In the early stages, designing resembles arts and crafts projects, with Woll taping printed-out clip art to Popsicle sticks. If he thinks a game is viable for pitching to board game publishers, he’ll make a virtual version that can be played remotely.
“It usually involves making just a tiny piece of the game first and trying that out just to see if there’s anything to the idea, and then kind of expanding from that point,” said Sarah Addison. Alongside her husband, Michael, Sarah is one-half of local board game designer company Nerdy Pup Games.
Finding an audience
Woll prefers pitching his games to board game publishers, which take on the burden of finding artists, enlisting manufacturers, and putting out marketing in exchange for a cut of the profits. But with board games at their peak of popularity, it’s a tough time to break into the industry through traditional routes.

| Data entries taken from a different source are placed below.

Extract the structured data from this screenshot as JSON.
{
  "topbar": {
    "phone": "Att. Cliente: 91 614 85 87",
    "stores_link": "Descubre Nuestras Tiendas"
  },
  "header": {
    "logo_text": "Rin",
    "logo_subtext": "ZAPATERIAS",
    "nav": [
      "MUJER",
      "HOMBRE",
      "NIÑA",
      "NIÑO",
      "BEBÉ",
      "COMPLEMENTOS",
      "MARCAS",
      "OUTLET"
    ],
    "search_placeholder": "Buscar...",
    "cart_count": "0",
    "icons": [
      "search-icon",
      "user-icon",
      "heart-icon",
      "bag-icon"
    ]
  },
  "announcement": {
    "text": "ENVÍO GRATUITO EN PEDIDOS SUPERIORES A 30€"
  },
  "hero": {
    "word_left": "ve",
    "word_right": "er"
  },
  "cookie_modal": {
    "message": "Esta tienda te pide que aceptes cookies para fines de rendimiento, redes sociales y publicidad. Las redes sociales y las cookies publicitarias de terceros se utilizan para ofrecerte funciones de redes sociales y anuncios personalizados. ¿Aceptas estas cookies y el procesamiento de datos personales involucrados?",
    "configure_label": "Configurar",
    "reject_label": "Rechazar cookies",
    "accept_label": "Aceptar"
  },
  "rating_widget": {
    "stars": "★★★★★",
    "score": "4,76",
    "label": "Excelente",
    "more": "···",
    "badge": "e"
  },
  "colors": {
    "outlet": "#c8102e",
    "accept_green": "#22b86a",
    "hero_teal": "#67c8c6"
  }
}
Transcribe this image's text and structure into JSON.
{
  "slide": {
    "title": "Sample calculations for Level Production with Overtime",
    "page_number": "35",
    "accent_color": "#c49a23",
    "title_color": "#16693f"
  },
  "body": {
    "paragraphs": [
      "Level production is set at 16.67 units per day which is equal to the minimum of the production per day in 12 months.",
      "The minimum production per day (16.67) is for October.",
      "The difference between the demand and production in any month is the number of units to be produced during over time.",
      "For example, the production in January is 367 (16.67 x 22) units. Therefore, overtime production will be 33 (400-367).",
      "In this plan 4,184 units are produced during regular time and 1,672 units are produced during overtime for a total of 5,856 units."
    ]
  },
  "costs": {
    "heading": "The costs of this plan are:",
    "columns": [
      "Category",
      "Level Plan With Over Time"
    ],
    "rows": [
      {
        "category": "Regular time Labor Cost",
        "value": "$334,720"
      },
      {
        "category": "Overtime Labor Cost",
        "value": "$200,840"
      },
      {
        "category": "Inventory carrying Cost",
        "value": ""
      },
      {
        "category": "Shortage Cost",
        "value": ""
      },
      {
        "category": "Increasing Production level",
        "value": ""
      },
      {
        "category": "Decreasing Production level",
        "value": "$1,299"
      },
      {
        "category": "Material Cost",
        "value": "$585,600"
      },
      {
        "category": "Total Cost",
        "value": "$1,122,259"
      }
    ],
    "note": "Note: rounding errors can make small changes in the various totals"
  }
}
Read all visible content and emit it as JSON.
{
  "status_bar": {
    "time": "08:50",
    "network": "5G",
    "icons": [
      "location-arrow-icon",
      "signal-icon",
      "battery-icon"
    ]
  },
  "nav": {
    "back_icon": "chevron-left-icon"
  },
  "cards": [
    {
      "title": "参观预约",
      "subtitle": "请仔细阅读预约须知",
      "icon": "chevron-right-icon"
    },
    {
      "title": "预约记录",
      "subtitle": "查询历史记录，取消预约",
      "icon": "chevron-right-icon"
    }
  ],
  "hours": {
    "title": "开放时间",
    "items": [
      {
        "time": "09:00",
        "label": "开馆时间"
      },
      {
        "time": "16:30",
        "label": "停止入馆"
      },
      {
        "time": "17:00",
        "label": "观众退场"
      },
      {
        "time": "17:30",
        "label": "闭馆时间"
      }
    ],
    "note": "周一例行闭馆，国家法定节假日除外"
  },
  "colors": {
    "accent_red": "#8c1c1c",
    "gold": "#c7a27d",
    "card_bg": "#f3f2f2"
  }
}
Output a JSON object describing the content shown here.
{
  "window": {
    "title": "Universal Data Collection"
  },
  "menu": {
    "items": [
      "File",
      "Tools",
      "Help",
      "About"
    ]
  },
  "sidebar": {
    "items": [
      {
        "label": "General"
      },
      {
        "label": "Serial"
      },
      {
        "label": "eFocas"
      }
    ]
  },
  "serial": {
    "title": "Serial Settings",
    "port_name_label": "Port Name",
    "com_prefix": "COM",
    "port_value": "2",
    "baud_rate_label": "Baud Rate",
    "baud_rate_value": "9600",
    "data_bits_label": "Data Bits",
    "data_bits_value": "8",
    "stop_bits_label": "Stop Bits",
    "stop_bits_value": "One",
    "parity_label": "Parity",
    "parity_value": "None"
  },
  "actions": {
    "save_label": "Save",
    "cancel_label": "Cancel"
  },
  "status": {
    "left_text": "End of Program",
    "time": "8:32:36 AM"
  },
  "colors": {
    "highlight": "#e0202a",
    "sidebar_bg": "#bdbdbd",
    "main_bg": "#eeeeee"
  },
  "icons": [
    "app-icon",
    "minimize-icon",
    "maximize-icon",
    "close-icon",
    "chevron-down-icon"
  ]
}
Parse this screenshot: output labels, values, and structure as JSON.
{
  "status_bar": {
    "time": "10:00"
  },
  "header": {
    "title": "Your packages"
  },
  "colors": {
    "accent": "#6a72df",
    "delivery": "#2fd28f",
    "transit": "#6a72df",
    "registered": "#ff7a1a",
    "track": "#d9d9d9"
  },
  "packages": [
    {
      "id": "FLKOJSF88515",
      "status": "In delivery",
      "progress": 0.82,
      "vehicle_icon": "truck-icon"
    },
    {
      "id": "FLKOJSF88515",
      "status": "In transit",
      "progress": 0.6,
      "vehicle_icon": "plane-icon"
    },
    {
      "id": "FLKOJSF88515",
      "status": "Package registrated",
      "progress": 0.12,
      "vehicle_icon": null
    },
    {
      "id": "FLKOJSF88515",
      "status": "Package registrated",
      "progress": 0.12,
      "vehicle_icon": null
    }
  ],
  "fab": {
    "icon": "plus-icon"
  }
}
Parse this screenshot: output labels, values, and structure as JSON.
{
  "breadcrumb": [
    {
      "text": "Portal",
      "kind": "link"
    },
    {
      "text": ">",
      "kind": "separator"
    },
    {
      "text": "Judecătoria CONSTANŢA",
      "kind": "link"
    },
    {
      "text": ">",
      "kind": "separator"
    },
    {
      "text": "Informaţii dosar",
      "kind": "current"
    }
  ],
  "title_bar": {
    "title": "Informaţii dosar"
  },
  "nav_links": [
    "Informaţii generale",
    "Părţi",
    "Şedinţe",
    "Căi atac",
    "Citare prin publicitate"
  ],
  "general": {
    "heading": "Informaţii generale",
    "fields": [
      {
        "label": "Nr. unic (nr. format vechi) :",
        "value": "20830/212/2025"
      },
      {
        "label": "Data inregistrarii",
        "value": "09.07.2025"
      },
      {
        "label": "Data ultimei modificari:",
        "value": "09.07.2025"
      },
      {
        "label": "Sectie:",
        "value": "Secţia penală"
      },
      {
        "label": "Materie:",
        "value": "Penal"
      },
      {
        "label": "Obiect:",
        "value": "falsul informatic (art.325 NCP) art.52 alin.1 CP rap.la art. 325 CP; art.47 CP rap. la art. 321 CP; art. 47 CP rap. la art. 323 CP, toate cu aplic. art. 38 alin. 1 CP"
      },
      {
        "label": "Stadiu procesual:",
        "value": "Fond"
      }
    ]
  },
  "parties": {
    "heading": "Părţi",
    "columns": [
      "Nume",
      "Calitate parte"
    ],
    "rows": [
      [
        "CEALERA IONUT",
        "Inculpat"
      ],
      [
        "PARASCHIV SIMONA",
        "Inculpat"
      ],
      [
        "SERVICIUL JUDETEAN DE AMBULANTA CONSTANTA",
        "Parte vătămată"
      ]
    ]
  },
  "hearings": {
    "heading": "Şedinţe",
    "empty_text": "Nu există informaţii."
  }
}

“I design very good games. I know I design very good games. I know other designers that design very good games and just haven’t been able to get their games published or signed with a publisher,” Woll said. “Publishers have so many options right now, all of the power is in the hands of the publisher.”
The difficulty in getting a publisher’s blessing is one reason why area locals Michael and Sarah Addison prefer putting their games out themselves — but for the Addisons, the main motivation to self-publish is the full creative and financial freedom it affords.
Without using the crowdfunding platform Kickstarter, the Addisons’ game Dungeon Date, a fast-paced card game where players romance, befriend, and slay monsters by building stylish outfits, might never have seen the light of day.
A hybrid romance, fashion, and fantasy game like Dungeon Date “doesn’t necessarily have broad appeal, but it does have pretty strong appeal for some audiences,” Michael said. “You hardly see anything like that from other publishers.”
Now, Dungeon Date is heading into its third printing.
Soon, Michael and Sarah will release Super Squad High, a 1-4 player cooperative superhero game where players balance schoolwork and social lives with crimefighting. Other projects include a mystery role-playing game mixing hard-boiled detectives with Greek mythology and a Pi-day themed educational game centered around a dessert-pie shaped board.
“We really benefit from having those other designers so we can all play-test each other's games and give each other feedback, and then also just play-testing with your friends and family,” Michael said.
Once that’s down, the Addisons join Woll — when he can get the time off from Checkmate Games — and other local designers to play-test their games at BASHCon.
Next year will be the local board game convention’s 40th anniversary, and the students want to go “fairly crazy” by recruiting as many local businesses, vendors, and artists as possible, Lewis said.
“We’re also wanting to get more high school students involved to come in and get involved in different students from all around the area to see what we have going on at UT as for nerd culture,” she said.